1α,25-Dihydroxy-vitamin D3 stimulation of bronchial smooth muscle cells induces autocrine, contractility, and remodeling processes

Abstract

Genetic variants in the vitamin D receptor (VDR) gene were recently associated with asthma. The biological mechanisms explaining this association are unknown but are likely to involve many cell types given the pleiotropic effect of its ligand, 1alpha,25-dihydroxy-vitamin D3 [1alpha,25(OH)2D3]. Considering the prominent role of bronchial smooth muscle cells (BSMCs) in the pathogenesis of asthma, experiments were conducted to explore the gene regulatory effects of 1alpha,25(OH)2D3 in these cells. Using RT-PCR and Western blot, we showed that VDR is present both at the mRNA transcript and protein levels in human BSMCs. The functionality of the receptor was then demonstrated by showing a >200-fold change in the expression of the 24-hydroxylase (CYP24A1) gene following 1alpha,25(OH)2D3 stimulation.

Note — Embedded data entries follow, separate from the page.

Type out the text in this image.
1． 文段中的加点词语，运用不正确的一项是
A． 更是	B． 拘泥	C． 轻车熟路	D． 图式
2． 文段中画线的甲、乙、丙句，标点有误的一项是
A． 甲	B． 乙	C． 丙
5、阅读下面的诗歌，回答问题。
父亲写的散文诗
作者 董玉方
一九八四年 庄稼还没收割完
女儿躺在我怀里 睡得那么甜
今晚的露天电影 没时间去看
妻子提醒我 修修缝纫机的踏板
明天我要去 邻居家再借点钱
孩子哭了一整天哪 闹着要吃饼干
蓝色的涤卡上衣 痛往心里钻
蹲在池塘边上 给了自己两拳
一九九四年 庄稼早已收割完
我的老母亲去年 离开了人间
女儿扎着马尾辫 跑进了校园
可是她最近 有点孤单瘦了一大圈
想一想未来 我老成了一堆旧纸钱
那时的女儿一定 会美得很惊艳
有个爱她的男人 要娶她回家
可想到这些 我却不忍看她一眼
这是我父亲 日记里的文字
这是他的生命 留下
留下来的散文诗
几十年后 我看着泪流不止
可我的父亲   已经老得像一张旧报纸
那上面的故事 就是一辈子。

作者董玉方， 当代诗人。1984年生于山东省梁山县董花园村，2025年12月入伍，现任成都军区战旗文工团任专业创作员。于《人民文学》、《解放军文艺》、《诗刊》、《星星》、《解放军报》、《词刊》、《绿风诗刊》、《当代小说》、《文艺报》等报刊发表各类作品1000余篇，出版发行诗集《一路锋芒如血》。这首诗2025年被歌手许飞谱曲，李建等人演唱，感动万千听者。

Microarray experiments were then performed to identify differentially regulated genes and pathways in BMSCs treated or not with 1alpha,25(OH)2D3. A total of 729 probe sets on the U133 plus 2.0 Affymetrix GeneChip showed fold-change differences above the 1.5 threshold using the Robust Multichip Average intensities. This corresponds to 231 unique genes that were upregulated and 215 unique genes that were down-regulated following 1alpha,25(OH)2D3 stimulation. A high similarity between microarray and real-time PCR results was observed for 13 random genes, with a concordance correlation coefficient of 0.91. Real-time PCR was also performed to confirm the regulation of asthma candidate genes. To identify the biological relevance of this regulation, biological pathways analyses were performed. The most significant network of upregulated genes included genes involved in morphogenesis, cell growth, and survival as well as genes encoding structural proteins, which are potentially involved in airway remodeling.